5 Nisan 2024 Cuma

AŞİYAN BENİM DEĞİL,YÜREKLİ GENÇLİĞİNDİR

 



İNTERNET

                       AŞİYAN BENİM DEĞİL, YÜREKLİ GENÇLİĞİNDİR

 ( Karabaskı Yönetimi )

  Tevfik Fikret gibi sanatçılar, öncü aydınlar her ülkede ne yazık ki çok az bulunuyor! Gerçek ve doğru bulduğu yoldan gerekirse tek başına giden bir aydın; şair, yazar, öğretmen ve bir filozof…

   Emperyalizmin kuşattığı, sonuna kadar kanlarını emdiği Osmanlı İmparatorluğunun çöküş döneminin son tanıklarından birisidir Tevfik Fikret.

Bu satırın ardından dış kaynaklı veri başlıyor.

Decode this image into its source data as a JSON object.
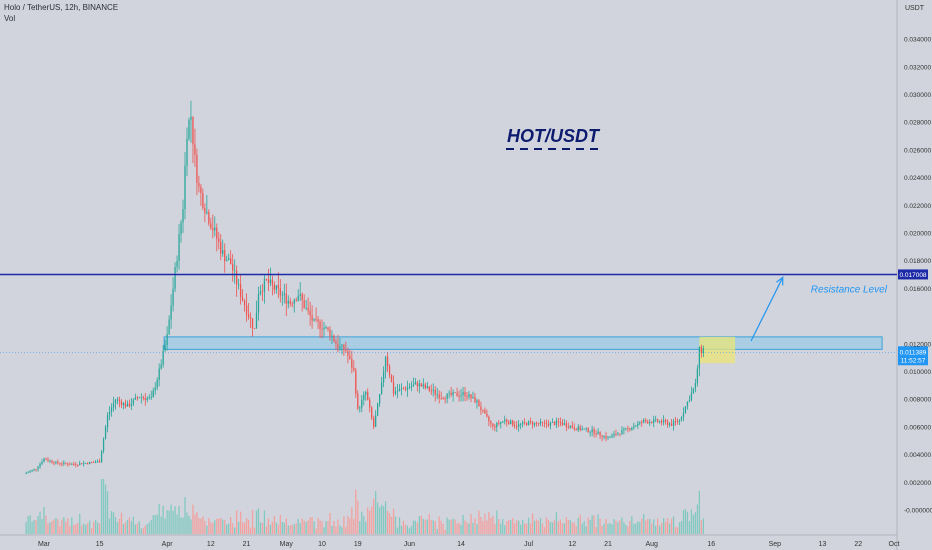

Ve o döneme; “ Karabaskı Dönemi “ diyen de, haykıran da kendisidir…

   Fikret, son yıllarını üç şeye savaş açarak geçirmiştir. Dini alanda yobazlığa, siyasi alanda istibdada, ahlaka alanda ise namussuzluğa… İnanmadığı bir yönetime, çok sevdiği işinden, Galatasaray Müdürlüğünden ayrılarak kendi protestosunu başlatacaktır.

   Edebiyat aşkı, doğru-hak bulduğu yolda, yalnız başına gitme serüveni Aşiyan’da çizimlerini kendisinin yaptığı evde, yaşamının sonuna kadar devam edecektir. Aşiyan’da yapmış olduğu ev, onun için tam manasıyla yuva anlamına geliyordu. Bir sığınma yeri olmanın ötesinde kendisinin de ifade ettiği gibi;

 “ Aşiyan benim değil. Gerçek namına çalışacak, temiz cesur gençliğindir. Her baskıya, zorba anlayışa karşı duracak, düşünce adına çalışacak gençlerindir. Ben onların sabalarını yakıyorum. Çaylarını getiriyorum. Onlara baktıkça seviniyorum.”

   Fikret, dönemin yöneticileri için öyle büyük hatalar yaptılar ki, öyle çürümüş hale geldiler ki ancak bizlerin bir araya gelip ses çıkarmayışımızdan kuvvet buluyorlar, fikrini ısrarla savunuyor, anlatıyor, eserlerine aktarıyordu.

   Nereden bakarsanız bakın, çok büyük ve çok samimi bir araştırma yapın, iyi ve namuslu insanların çoğunlukta olduğunu göreceksiniz. Ama nasıl oluyorsa hep küçük azınlıkların büyük payı aldığı, dünyayı bile küçük azınlıkların kendi çıkarları için kullandığını göreceğiz. Ama niçin? Neden değişmez bu korkunç adaletsizlik?

   Fikret’in dediği gibi olmasın sakın: -Büyük çoğunluğun sessiz kalışından dolayı cesaret alıp, korkularını bu cesaretle yamamış, kokuşmuş yönetimlerini büyük çoğunluğun korkularıyla örtmüş olabilirler mi?

   Düşünce sanatı muhteşem bir zenginliktir.İyiyi ve kötüyü ayırmanın yanında,ölümcül kin ve nefreti de yok eder.Aklın büyük disipliniyle düşünür ve sorgular.Doğru,gerçekçi sorular,çok net cevaplar ve izlenecek yıl haritalarını da kendiliğinden gün yüzüne çıkartır…

  Fikret sonuna kadar; “ Onları bizim korkumuz yaşatıyor. Biz, biraz kendimizi gösterelim, bak nasıl sinerler, yumuşarlar!” Her yanlış, her çürümüş olay, öykü, yönetim için böyle değil midir?

   Evde, işyerinde, mahallede, her yerde; despot hale gelmiş birinin; ister evlat, ister eş, ister akraba; büyük çoğunluk ona ses çıkarmamaya başladıysa; bilin ki, tanınmaz bir hale, korkunç yanlışlara doğru dönüşüm geçirecek, her yaptığının doğru, her saldırısının adaletli olduğunu düşünecektir…

   Tevfik Fikret, ne kadar konuşulsa, anlamaya çalışılsa bitmez; bir okyanus gibidir; üzerinde sınırsız adacıklar, sularında ise eşsiz düşünceler gizlidir. Bir şiiriyle tekrar analım en sevdiği okulundan koparılmış, küstürülmüş sanatçıyı;

“Kimseden bir fayda ummam ben, dilenmem kol kanat.

  Kendi boşluk, kendi gökkubbemde kendim gezginim.

  Bir eğik baş bir boyunduruktan ağırdır boynuma;

  Fikri hür, irfanı hür, vicdanı hür bir şairim.”